Methods: We included 901 patients treated with sorafenib at six tertiary centers in Europe and Asia and 122 patients treated with SBRT from 13 centers in Germany and Switzerland. Medical records were reviewed including laboratory parameters, treatment characteristics and development of adverse events. Propensity score matching was performed to adjust for differences in baseline characteristics. The primary endpoint was overall survival (OS) and progression-free survival.

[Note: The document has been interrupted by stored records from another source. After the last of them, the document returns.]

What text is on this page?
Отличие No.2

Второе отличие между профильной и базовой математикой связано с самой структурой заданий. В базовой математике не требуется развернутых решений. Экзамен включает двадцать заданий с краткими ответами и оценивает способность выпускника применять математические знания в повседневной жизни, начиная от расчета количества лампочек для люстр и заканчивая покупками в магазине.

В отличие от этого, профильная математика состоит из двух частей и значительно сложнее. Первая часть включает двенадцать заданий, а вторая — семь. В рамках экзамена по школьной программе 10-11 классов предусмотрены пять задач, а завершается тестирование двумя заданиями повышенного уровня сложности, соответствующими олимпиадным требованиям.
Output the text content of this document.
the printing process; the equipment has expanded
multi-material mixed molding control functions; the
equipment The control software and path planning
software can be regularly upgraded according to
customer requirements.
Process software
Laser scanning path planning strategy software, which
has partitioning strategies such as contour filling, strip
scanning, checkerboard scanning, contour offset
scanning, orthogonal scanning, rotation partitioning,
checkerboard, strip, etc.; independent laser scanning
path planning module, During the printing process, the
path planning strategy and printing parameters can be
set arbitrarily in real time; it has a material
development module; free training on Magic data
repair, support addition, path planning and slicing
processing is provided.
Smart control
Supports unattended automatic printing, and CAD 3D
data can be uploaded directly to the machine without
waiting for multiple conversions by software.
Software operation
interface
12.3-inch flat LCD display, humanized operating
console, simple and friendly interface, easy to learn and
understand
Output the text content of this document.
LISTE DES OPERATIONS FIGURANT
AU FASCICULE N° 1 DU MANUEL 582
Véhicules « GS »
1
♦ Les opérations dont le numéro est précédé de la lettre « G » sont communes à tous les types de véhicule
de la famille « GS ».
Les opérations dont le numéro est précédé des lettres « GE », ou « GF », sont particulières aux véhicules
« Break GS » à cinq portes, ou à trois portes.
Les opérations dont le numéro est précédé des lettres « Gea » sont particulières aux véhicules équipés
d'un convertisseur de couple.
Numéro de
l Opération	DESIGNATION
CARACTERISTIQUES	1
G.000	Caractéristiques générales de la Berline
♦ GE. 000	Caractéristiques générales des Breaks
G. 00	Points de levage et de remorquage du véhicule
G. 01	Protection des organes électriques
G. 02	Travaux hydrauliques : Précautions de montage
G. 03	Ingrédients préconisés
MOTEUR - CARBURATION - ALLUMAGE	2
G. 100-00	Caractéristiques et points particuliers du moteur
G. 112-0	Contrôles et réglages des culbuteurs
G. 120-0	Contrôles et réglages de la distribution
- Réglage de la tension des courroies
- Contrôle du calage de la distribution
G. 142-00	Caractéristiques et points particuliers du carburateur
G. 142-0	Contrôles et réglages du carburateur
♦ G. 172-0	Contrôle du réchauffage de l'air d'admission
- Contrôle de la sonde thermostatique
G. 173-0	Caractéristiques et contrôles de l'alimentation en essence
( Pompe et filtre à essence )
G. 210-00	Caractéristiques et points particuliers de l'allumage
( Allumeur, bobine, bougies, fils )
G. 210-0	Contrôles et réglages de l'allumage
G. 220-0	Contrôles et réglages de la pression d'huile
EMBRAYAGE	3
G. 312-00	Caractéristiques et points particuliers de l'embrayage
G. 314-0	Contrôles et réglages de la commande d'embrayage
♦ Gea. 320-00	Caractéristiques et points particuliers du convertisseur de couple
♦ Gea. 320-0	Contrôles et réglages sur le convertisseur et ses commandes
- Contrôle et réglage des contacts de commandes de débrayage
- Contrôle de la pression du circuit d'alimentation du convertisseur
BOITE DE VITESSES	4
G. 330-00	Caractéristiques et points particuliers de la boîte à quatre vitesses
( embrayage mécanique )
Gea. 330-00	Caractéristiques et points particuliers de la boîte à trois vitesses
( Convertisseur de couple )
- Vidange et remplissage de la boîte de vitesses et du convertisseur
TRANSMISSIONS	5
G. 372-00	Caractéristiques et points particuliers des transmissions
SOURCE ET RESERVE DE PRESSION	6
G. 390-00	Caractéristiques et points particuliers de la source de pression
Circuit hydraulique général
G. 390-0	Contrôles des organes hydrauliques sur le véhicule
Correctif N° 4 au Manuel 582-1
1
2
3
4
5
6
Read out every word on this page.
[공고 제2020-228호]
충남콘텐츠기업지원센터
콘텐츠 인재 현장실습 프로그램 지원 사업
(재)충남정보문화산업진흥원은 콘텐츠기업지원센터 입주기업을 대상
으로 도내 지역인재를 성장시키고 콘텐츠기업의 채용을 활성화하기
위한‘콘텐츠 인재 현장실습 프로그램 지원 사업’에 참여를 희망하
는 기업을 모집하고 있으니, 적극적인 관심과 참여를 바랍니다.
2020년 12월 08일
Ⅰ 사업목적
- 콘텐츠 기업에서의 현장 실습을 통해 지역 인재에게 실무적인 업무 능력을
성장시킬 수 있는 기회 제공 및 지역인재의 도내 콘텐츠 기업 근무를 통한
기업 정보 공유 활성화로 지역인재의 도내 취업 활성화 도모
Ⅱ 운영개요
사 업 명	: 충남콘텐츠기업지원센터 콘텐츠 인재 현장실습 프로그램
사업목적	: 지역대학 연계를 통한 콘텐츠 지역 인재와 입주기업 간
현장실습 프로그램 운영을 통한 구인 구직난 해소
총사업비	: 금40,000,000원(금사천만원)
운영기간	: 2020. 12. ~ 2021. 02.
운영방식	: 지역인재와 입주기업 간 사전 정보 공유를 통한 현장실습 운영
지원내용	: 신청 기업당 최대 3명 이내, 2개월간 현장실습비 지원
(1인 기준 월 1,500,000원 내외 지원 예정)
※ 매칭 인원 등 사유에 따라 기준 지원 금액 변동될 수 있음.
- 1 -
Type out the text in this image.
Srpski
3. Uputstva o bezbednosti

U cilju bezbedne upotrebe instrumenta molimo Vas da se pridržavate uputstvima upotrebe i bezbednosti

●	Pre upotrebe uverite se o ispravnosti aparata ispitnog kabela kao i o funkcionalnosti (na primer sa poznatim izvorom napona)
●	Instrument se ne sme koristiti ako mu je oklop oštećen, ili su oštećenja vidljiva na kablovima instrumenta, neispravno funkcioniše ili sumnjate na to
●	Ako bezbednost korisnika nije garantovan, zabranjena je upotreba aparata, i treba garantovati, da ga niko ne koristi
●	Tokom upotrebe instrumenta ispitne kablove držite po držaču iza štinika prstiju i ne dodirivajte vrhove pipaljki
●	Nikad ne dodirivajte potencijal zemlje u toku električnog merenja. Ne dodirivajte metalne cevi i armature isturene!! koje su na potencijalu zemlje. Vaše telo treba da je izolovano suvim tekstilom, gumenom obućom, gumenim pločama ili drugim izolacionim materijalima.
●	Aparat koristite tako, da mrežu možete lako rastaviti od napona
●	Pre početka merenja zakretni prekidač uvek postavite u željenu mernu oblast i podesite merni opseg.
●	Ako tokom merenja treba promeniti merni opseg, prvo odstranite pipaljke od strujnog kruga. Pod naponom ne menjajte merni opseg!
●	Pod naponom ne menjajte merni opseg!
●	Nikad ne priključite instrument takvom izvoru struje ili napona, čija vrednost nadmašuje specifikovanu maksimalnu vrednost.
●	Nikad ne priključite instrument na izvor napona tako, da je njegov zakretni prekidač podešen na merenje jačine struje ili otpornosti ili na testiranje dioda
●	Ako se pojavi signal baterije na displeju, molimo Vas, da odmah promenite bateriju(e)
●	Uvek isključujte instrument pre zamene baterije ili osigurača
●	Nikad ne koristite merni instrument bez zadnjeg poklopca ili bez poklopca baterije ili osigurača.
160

Results: Median OS of SBRT patients was 18.1 (10.3-25.9) months compared to 8.8 (8.2-9.5) in sorafenib patients. After adjusting for different baseline characteristics, the survival benefit for patients treated with SBRT was still preserved with a median OS of 17.0 (10.8-23.2) months compared to 9.6 (8.6-10.7) months in sorafenib patients. SBRT treatment of intrahepatic lesions in patients with extrahepatic metastases was also associated with improved OS compared to patients treated with sorafenib in the same setting (17.0 vs. 10.0 months, p = 0.012), whereas in patients with portal vein thrombosis there was no survival benefit in patients with SBRT.
Conclusions: In this retrospective comparative study, SBRT showed superior efficacy in HCC patients compared to patients treated with sorafenib.
Keywords: Hepatocellular carcinoma; Overall survival; Propensity score analysis; Sorafenib; Stereotactic body radiation therapy.